All of this took a fairly exhausting 45-50 mins and we ran it like clockwork. BUT this meant that when DH was out of the door, I was showered and in clean clothes. I had eaten. DS was ready for the day. There was a sandwich for lunch. And the main house chores had been done. So from this point onwards if the day went tits up (as it does with small babies) I could sit on the sofa and not worry about food for me, feeling slobby or any housework. By the end of that morning hour we sometimes felt we had been in a boxing match (we had an actual list on the fridge) but it made the rest of the day so so so much easier for me.

Caterina99 Wed 04-Jan-17 08:07:42

My DH does loads with now toddler DS. I mostly bf in the early days and he never did a night feed, but he got up early and took DS for an hour or 2 before work every day. We have a lie in each on a weekend now since he sleeps through,but DH only had occasional ones until that point. When we did a dream formula feed at 11pm DH usually did that so I could get to bed early. He does most baths, about half bedtimes, takes him to park, to soft play etc on a weekend. Drops him at nursery on my 2 work days. Looked after him alone for a weekend when I was away with friends. I do the majority of the cooking and cleaning, but he stepped up with that during the early days when it was all hands on deck. Basically, he's been great so far and he has a great bond with DS!
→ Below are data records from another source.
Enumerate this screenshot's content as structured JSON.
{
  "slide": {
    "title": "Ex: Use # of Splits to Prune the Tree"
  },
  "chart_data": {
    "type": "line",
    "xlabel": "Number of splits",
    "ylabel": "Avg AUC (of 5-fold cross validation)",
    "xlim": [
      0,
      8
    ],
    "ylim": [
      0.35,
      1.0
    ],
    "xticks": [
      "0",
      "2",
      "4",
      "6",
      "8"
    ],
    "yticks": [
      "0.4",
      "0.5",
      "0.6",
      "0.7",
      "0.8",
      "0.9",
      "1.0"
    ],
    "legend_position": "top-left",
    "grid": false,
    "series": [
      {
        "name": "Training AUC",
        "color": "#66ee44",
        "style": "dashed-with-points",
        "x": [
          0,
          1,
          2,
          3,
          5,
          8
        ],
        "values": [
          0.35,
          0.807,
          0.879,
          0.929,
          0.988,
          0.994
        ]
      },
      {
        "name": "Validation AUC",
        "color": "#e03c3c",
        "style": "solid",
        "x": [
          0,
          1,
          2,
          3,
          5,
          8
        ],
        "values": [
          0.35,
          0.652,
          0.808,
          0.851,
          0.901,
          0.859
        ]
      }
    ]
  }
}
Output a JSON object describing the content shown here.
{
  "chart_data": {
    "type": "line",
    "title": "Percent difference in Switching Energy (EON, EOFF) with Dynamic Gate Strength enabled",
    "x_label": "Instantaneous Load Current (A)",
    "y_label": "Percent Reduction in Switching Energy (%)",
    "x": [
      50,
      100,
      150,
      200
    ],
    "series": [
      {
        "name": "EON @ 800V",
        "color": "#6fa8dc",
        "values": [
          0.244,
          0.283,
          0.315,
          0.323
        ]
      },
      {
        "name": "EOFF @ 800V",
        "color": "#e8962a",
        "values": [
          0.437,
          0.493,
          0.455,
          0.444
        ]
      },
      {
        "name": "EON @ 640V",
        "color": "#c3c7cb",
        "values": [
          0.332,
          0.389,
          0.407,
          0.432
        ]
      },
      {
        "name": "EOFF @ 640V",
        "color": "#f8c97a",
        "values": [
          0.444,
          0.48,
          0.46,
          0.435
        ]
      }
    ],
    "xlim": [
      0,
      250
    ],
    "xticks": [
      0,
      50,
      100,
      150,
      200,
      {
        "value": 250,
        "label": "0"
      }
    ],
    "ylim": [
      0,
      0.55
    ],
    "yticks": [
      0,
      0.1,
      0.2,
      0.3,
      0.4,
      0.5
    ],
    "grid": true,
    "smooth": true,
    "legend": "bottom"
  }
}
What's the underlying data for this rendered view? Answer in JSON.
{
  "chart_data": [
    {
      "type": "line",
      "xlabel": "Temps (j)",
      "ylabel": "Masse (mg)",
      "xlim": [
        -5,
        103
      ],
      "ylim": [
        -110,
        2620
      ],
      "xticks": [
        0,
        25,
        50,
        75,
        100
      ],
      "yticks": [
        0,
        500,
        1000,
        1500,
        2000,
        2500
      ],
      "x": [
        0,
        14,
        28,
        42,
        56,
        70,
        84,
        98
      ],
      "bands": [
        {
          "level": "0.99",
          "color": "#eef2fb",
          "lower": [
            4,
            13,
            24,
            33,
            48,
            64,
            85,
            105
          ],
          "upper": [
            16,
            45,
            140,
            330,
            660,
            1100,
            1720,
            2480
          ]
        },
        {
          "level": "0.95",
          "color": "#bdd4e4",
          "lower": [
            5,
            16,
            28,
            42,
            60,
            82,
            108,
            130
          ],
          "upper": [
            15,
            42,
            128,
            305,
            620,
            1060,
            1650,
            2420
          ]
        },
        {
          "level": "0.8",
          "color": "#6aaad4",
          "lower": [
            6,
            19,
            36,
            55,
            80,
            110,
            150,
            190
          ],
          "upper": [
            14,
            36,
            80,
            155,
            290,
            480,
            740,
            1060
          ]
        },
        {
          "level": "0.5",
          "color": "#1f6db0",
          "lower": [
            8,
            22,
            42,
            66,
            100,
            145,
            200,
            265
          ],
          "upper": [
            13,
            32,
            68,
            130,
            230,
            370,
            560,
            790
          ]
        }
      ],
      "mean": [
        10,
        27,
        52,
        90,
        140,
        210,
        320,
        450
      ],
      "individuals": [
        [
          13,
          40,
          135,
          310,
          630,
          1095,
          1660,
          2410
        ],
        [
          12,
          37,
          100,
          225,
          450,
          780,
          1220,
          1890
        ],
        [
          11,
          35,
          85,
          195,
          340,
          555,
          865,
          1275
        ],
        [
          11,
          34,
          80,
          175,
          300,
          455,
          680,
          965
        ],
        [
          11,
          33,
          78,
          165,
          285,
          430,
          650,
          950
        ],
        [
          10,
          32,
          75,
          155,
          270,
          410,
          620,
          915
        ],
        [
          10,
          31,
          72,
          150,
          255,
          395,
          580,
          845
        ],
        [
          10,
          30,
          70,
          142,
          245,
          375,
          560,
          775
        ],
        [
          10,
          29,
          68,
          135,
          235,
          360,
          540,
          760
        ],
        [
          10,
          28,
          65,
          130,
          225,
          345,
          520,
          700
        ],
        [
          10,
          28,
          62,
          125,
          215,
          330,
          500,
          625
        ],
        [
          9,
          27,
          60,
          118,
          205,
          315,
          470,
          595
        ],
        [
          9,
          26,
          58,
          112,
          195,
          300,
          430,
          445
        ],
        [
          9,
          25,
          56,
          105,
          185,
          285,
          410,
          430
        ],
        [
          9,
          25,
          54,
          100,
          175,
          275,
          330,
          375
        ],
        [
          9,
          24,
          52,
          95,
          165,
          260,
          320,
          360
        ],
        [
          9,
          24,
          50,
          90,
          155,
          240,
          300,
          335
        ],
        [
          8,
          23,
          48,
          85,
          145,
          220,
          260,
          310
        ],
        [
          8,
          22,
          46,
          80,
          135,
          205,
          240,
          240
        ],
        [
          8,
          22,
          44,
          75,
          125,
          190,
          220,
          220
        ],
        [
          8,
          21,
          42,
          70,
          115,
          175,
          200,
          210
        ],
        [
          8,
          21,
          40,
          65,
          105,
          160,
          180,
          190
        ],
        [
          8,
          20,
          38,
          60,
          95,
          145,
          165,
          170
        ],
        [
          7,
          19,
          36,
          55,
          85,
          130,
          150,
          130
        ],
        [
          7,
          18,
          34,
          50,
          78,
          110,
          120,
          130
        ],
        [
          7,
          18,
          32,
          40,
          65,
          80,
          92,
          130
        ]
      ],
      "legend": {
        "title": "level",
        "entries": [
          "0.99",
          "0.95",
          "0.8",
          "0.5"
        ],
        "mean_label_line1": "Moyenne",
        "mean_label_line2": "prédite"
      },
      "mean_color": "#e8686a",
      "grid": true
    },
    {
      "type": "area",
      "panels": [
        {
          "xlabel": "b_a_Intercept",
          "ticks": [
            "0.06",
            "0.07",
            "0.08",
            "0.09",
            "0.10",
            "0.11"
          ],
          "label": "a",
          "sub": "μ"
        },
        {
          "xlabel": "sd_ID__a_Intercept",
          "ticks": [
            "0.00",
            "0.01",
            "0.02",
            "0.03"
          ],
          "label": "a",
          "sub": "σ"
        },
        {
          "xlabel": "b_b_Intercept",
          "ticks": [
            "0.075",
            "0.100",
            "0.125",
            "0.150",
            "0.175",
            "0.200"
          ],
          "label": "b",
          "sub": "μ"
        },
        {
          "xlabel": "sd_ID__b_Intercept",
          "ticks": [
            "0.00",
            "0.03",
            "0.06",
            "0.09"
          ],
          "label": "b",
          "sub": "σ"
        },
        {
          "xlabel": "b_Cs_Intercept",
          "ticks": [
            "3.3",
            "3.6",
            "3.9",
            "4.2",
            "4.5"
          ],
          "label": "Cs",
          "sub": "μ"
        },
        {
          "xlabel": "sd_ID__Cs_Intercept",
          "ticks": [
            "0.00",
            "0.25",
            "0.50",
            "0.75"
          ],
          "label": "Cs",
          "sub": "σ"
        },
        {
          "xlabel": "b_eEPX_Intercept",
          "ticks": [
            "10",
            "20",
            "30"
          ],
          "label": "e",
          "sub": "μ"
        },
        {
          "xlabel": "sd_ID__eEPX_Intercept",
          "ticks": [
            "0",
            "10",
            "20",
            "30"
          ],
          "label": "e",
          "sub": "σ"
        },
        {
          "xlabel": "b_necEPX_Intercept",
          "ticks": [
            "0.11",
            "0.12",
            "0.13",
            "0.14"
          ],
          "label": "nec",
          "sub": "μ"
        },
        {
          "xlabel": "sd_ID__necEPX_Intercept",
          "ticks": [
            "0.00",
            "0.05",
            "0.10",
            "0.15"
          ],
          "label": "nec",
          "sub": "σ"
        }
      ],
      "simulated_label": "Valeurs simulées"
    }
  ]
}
Famalam13 Wed 04-Jan-17 08:59:52

We FF so DH did feeds as well. As soon as he got in from work he would take DS, he had usually been crying inconsolably for at least an hour by this point so I would practically throw him at DH grin. I could then have a bath.

Friday and Saturday nights DH did the not shift and when needed he did the evening shift (6 till midnight) so I could get an early night.

At the weekend we split feeds, nappy changes etc equally.

Before the birth I batch cooked which was a life saver in the early weeks and we have a cleaner which I can't recommend enough.

Famalam13 Wed 04-Jan-17 09:00:57

Night not 'not' shift!

WellErrr Wed 04-Jan-17 09:12:33

This post makes me so sad.

The idea that babies are simply women's work that the man is so gracious to 'help out' with.

DH does lots with my babies because they are HIS babies too. He doesn't 'help out' 'pitch in' 'give me half an hour to sort the house.' He co parents, as he is a parent too. I don't need to 'make him feel involved' any more than he needs to make me feel involved.

It's early and I'm ill so if that sounds smug or sanctimonious I haven't meant it to. I'm just so fed up of reading how low women's expectations are.

Wetcappuccino Wed 04-Jan-17 09:13:24

Definitely doable. I EBF (occasionally expressed) so did all night waking until DD weaned. But DH would normally get up too, pass her to me, doze for 10 mins while she fed and then take over to wind her (it used to take ages!) He also used to do the baths and obviously nappies etc. Now she is bigger he does everything I do for her, and on the rare instance she wakes in the night he is usually the one to comfort her (or both of us). I am part time so on my days at home I obviously do whatever needs done during the day, but DH usually gives DD her dinner while I prep our dinner/ have a shower/ hang up washing etc. Weekends we all spend together and it is not formally divided up, we both just kind of do whatever needs done.